騷亂與美股新高:
資本和勞動分化下「硬幣的兩面」

過去一周以來,非洲裔美國人喬治•弗洛伊德遭警察暴力執法而蔓延美國全境的族群騷亂,大有愈演愈烈之勢,目前已蔓延至全美近50個州,280個城市。騷亂過程中,激進分子對於商業中心、品牌旗艦店等的破壞和搶奪,破壞社會秩序,造成經濟損失。特別是,當前歐美疫情新增絕對數量仍處於相對高位之下,美國多數州處於陸續復工的關鍵環節,人群大規模密集聚集、接觸帶來的疫情二次爆發風險。

正如馬里蘭州州長拉里·霍根所言,「毫無疑問,當你讓成百上千的人聚集在一起,而我們的街上到處都是這種病毒的時候......這不健康」「從現在起兩週時間裡,我們將看到這是否會在美國引起新一輪疫情高峰。」

然而,在疫情和暴亂疊加之下,美股本輪反彈卻屢創新高,標準普爾500指數已經從3月23日觸及的低點回升了38.57%,納斯達克綜合指數較3月份低點反彈42.65%,已超過年初歷史高點。這其中,以FAANG(Facebook、Amazon、Netflix和Google / Alphabet)為代表的科技股龍頭,股價已接近或超過歷史最高。單從股價上看,似乎疫情、暴亂等對經濟的影響均不存在。

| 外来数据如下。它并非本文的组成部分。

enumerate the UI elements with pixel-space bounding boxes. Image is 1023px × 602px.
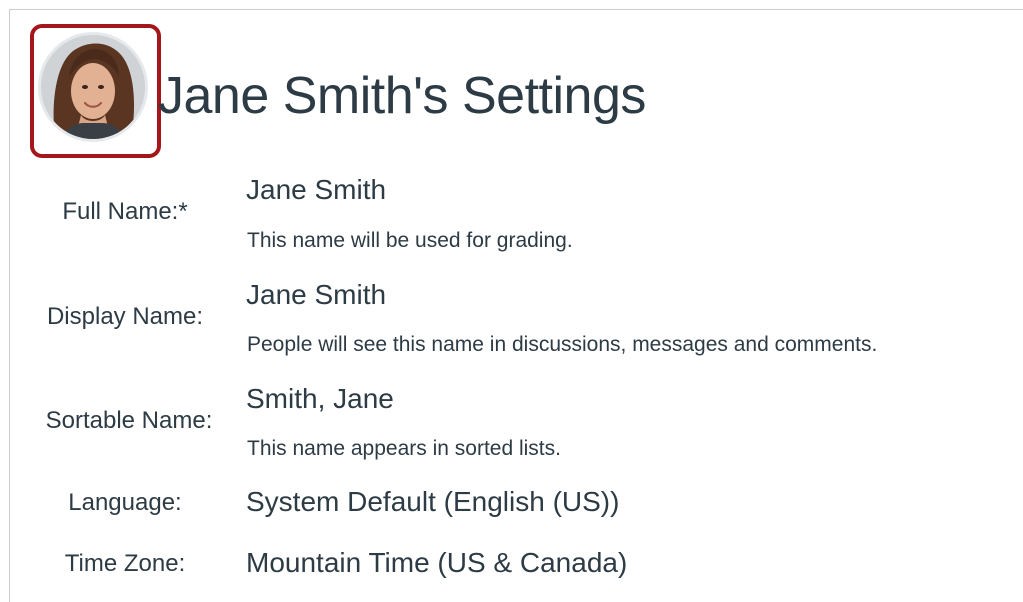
time-zone-label: Time Zone: <box>64 550 186 577</box>
language-label: Language: <box>68 489 182 516</box>
display-name-value[interactable]: Jane Smith <box>246 279 386 311</box>
language-value[interactable]: System Default (English (US)) <box>246 486 619 518</box>
sortable-name-label: Sortable Name: <box>45 407 213 434</box>
time-zone-value[interactable]: Mountain Time (US & Canada) <box>246 547 627 579</box>
display-name-label: Display Name: <box>46 303 204 330</box>
display-name-hint: People will see this name in discussions… <box>247 333 878 356</box>
full-name-value[interactable]: Jane Smith <box>246 174 386 206</box>
avatar-photo-icon <box>41 35 145 139</box>
sortable-name-hint: This name appears in sorted lists. <box>247 437 561 460</box>
full-name-label: Full Name:* <box>62 198 188 225</box>
avatar[interactable] <box>41 35 145 139</box>
sortable-name-value[interactable]: Smith, Jane <box>246 383 394 415</box>
page-title: Jane Smith's Settings <box>158 67 646 125</box>
full-name-hint: This name will be used for grading. <box>247 229 573 252</box>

暴亂與暴漲:全球資本與勞動的分化將如何演繹? | 李迅雷金融與投資

事實上,這種強烈的反差並不是本次喬治•弗洛伊德黑人騷亂事件所獨占的,我們統計了,二戰結束後,美國歷史上規模較大的黑人騷亂事件發現:每輪黑人大規模騷亂事件卻對美股的長中短期影響均甚微,更重要的是,每次族裔衝突事件,其均與美股上漲,特別是龍頭股上漲相伴生。即:在6次大規模騷亂持續期間(平均持續時間:29天),美股全部處於上漲過程,平均漲幅4%,其中,前五大龍頭股平均漲幅近7.56%。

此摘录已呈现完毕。